Modular's mission sits at the intersection of two urgent problems. First, most AI workloads today are locked to specific GPU vendors and runtime stacks, making portability a genuine headache for teams that do not want to bet everything on one hardware provider. Second, the AI software stack itself has become absurdly fragmented, with frameworks multiplying faster than anyone can evaluate them. Lattner's argument, as I understand it, is that we need a layer that makes AI computation as portable as a C program once aspired to be. Whether Modular delivers on that is a separate question, but the problem statement is correct.

On open source, the conversation apparently got interesting. AI is doing something paradoxical to open source communities: it makes individual contributors more productive while simultaneously flooding projects with AI-generated pull requests that require human review. Maintainers are getting hit from both directions. The IP questions are even messier. When an AI trained on open source code generates a new function, who owns it? The current legal frameworks were not written with this situation in mind, and the industry is largely pretending otherwise and hoping it sorts itself out.
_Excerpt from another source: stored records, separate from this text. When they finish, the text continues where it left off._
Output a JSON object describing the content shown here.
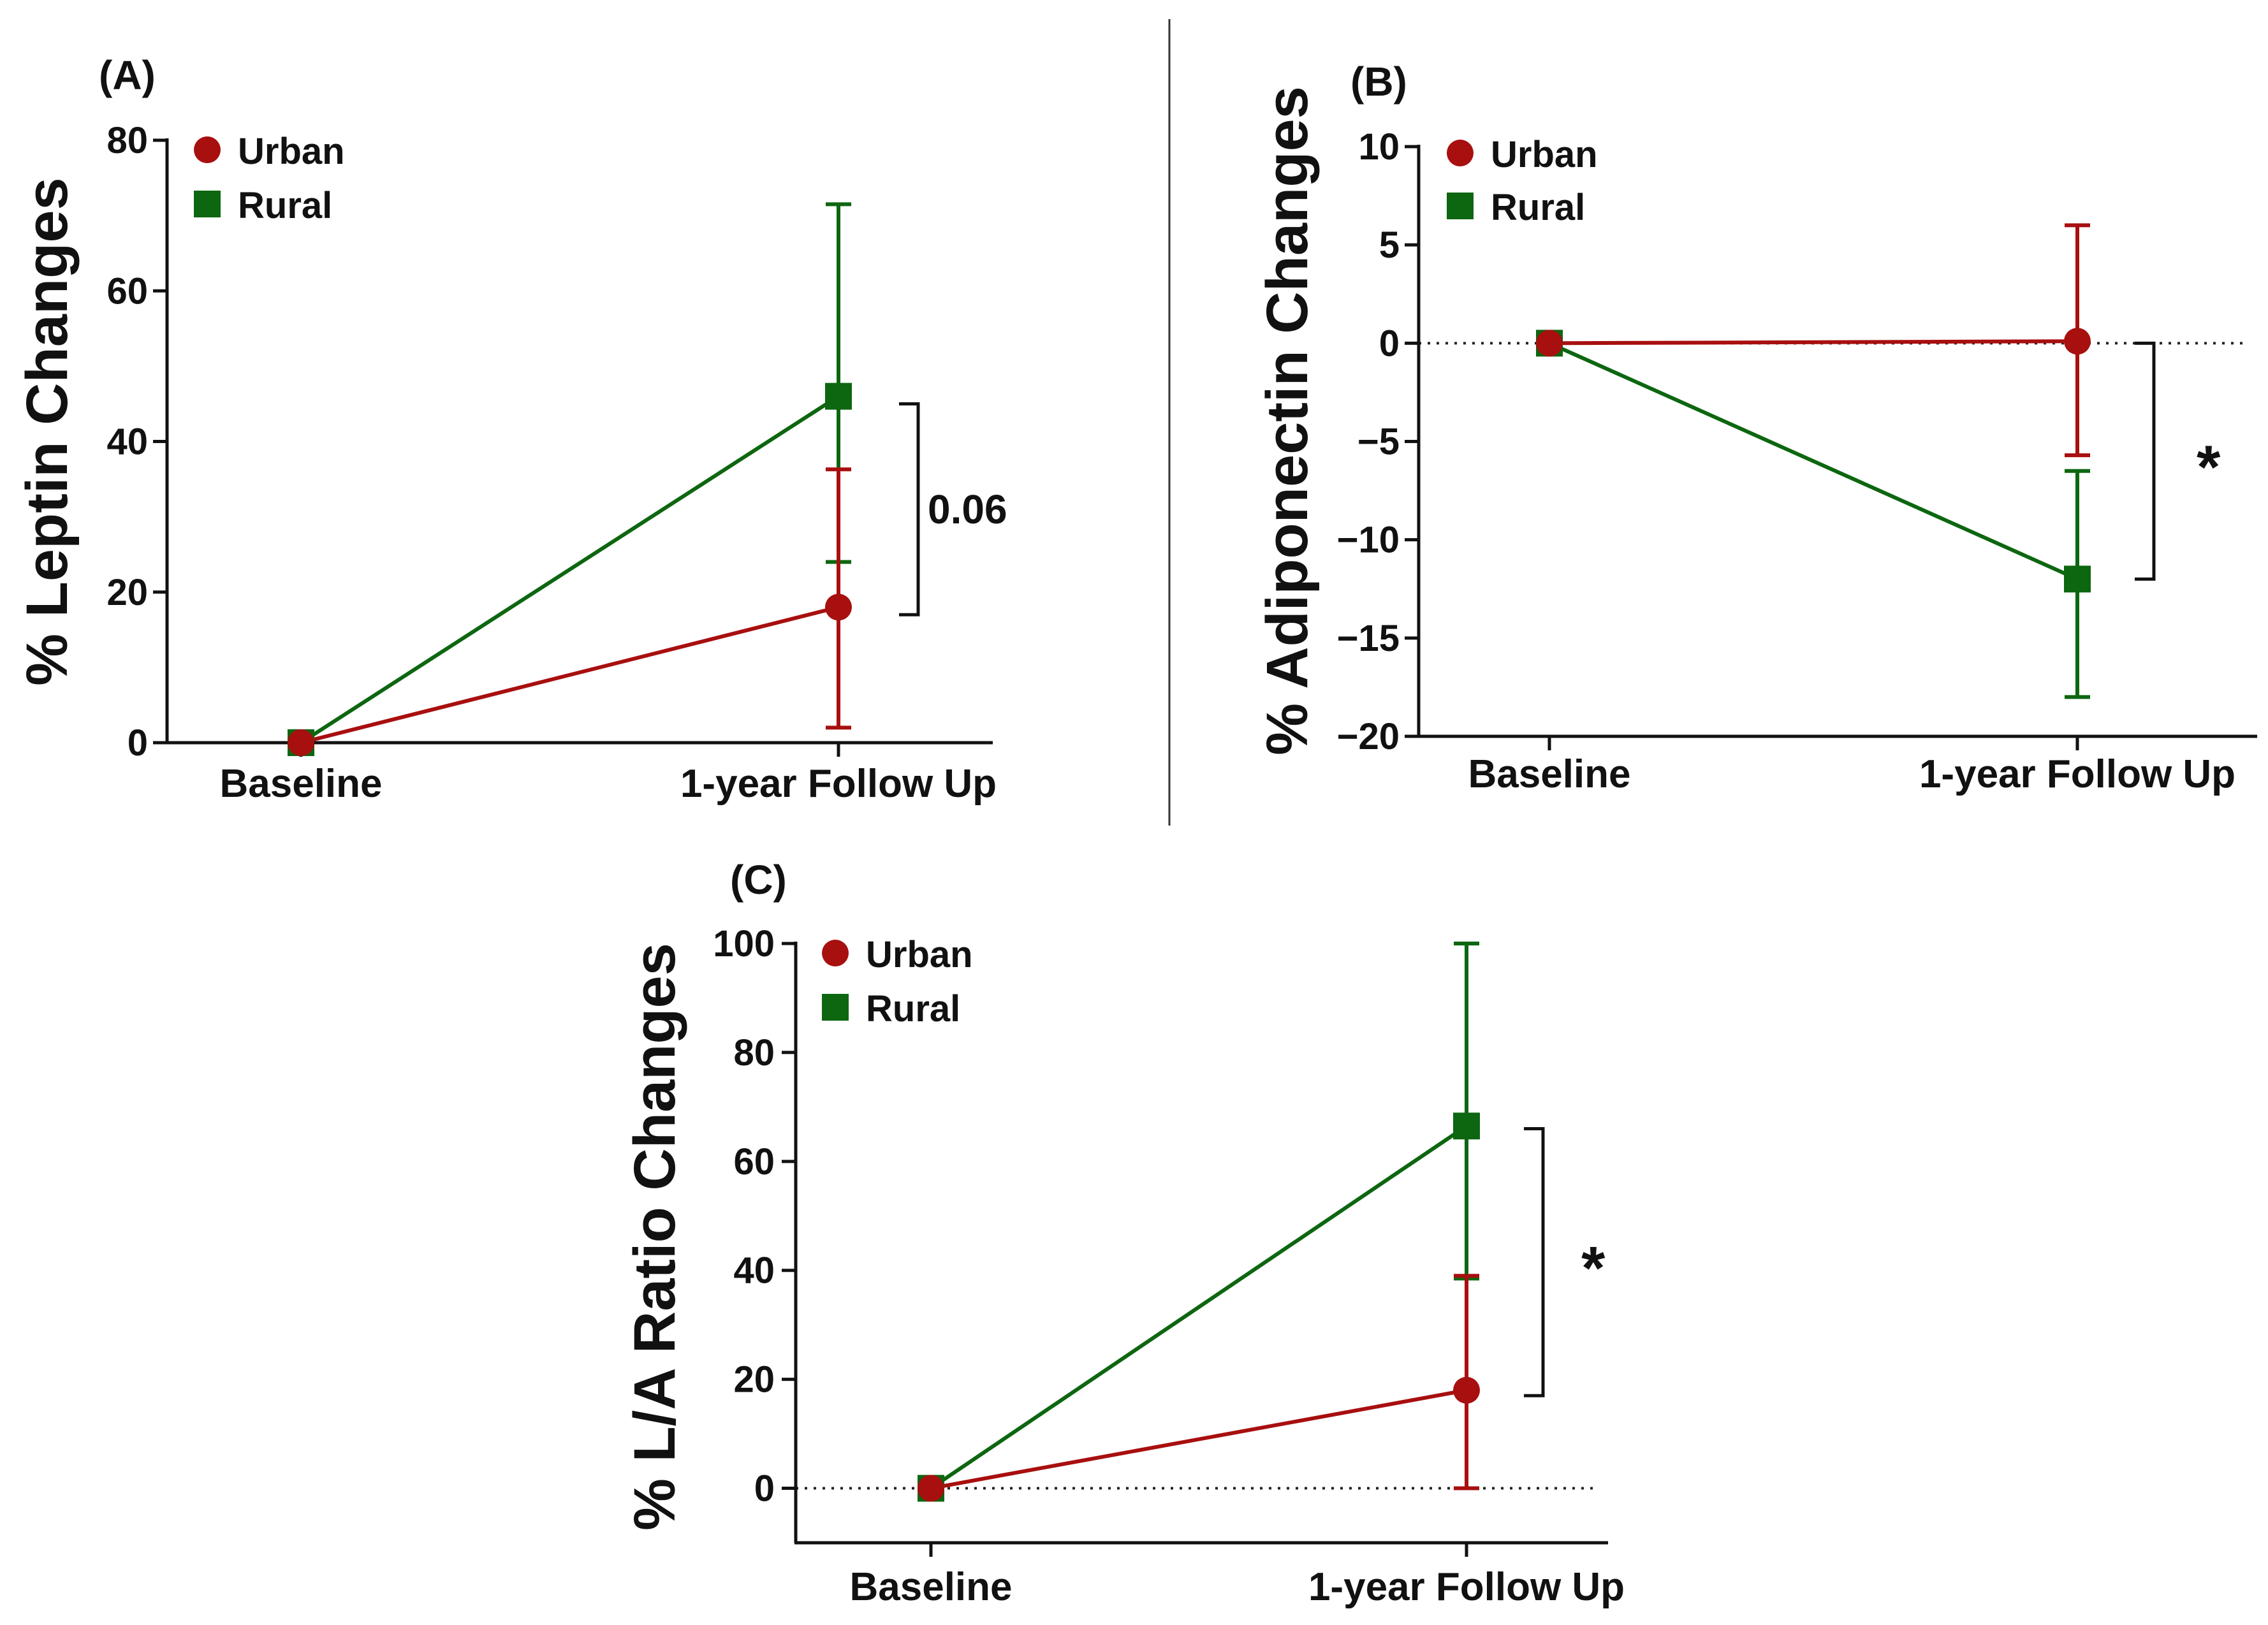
{
  "colors": {
    "urban": "#a80f0f",
    "rural": "#0d6610",
    "axis": "#111111"
  },
  "chart_data": [
    {
      "panel_label": "(A)",
      "type": "line",
      "ylabel": "% Leptin Changes",
      "categories": [
        "Baseline",
        "1-year Follow Up"
      ],
      "ylim": [
        0,
        80
      ],
      "yticks": [
        0,
        20,
        40,
        60,
        80
      ],
      "ytick_labels": [
        "0",
        "20",
        "40",
        "60",
        "80"
      ],
      "zero_line": false,
      "series": [
        {
          "name": "Urban",
          "marker": "circle",
          "values": [
            0,
            18
          ],
          "err_low": [
            0,
            2
          ],
          "err_high": [
            0,
            36.3
          ]
        },
        {
          "name": "Rural",
          "marker": "square",
          "values": [
            0,
            46
          ],
          "err_low": [
            0,
            24
          ],
          "err_high": [
            0,
            71.5
          ]
        }
      ],
      "legend": [
        "Urban",
        "Rural"
      ],
      "legend_position": "top-left",
      "annotation": {
        "text": "0.06",
        "y_range": [
          17,
          45
        ]
      }
    },
    {
      "panel_label": "(B)",
      "type": "line",
      "ylabel": "% Adiponectin Changes",
      "categories": [
        "Baseline",
        "1-year Follow Up"
      ],
      "ylim": [
        -20,
        10
      ],
      "yticks": [
        10,
        5,
        0,
        -5,
        -10,
        -15,
        -20
      ],
      "ytick_labels": [
        "10",
        "5",
        "0",
        "−5",
        "−10",
        "−15",
        "−20"
      ],
      "zero_line": true,
      "series": [
        {
          "name": "Urban",
          "marker": "circle",
          "values": [
            0,
            0.1
          ],
          "err_low": [
            0,
            -5.7
          ],
          "err_high": [
            0,
            6
          ]
        },
        {
          "name": "Rural",
          "marker": "square",
          "values": [
            0,
            -12
          ],
          "err_low": [
            0,
            -18
          ],
          "err_high": [
            0,
            -6.5
          ]
        }
      ],
      "legend": [
        "Urban",
        "Rural"
      ],
      "legend_position": "top-left",
      "annotation": {
        "text": "*",
        "y_range": [
          -12,
          0
        ]
      }
    },
    {
      "panel_label": "(C)",
      "type": "line",
      "ylabel": "% L/A Ratio Changes",
      "categories": [
        "Baseline",
        "1-year Follow Up"
      ],
      "ylim": [
        -10,
        100
      ],
      "yticks": [
        0,
        20,
        40,
        60,
        80,
        100
      ],
      "ytick_labels": [
        "0",
        "20",
        "40",
        "60",
        "80",
        "100"
      ],
      "zero_line": true,
      "series": [
        {
          "name": "Urban",
          "marker": "circle",
          "values": [
            0,
            18
          ],
          "err_low": [
            0,
            0
          ],
          "err_high": [
            0,
            39
          ]
        },
        {
          "name": "Rural",
          "marker": "square",
          "values": [
            0,
            66.5
          ],
          "err_low": [
            0,
            38.5
          ],
          "err_high": [
            0,
            100
          ]
        }
      ],
      "legend": [
        "Urban",
        "Rural"
      ],
      "legend_position": "top-left",
      "annotation": {
        "text": "*",
        "y_range": [
          17,
          66
        ]
      }
    }
  ]
}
The junior engineer conversation is where Lattner apparently goes against the grain, and good for him. The dominant narrative in tech right now is that AI will eliminate entry-level engineering jobs. Lattner is bullish on juniors, which I think is actually the more defensible position. Junior engineers who learn to work alongside AI tools will accumulate experience and judgment faster than any previous generation. The floor is higher. The ceiling is also higher. What changes is that the path is different, not absent.

Key takeaways:

  • Modular is building portable AI infrastructure to reduce GPU vendor lock-in and fragmentation in the AI software stack
  • AI is changing the engineer's role toward directing and reviewing automated output, not just writing code from scratch
  • Open source communities face a dual pressure from AI: more productive contributors, but also a flood of AI-generated PRs requiring human review
  • IP ownership of AI-generated code derived from open source training data remains legally unresolved
  • Lattner is optimistic about junior engineers, arguing that AI tools raise the floor and accelerate the accumulation of real engineering judgment
  • Software craftsmanship does not disappear; it shifts toward architecture, systems thinking, and knowing when to override the machine

Why do I care: I spend a lot of time thinking about what "good engineering" means when AI writes a meaningful chunk of the code. Lattner's framing of the engineer-as-manager is useful shorthand, but I want to be careful not to confuse comfort with output metrics for actual understanding. The engineers I trust most are the ones who can read the AI-generated code, spot the subtle off-by-one error or the architectural smell, and say "no, not like that." That critical faculty does not come from prompting. It comes from years of writing things wrong yourself and learning why. The conversation about junior engineers matters precisely here: how do you build that judgment if you never struggle through the implementation yourself? I do not think the answer is to ban AI tools. I think the answer is intentional practice, the same way musicians still do scales even though recording software can auto-tune everything.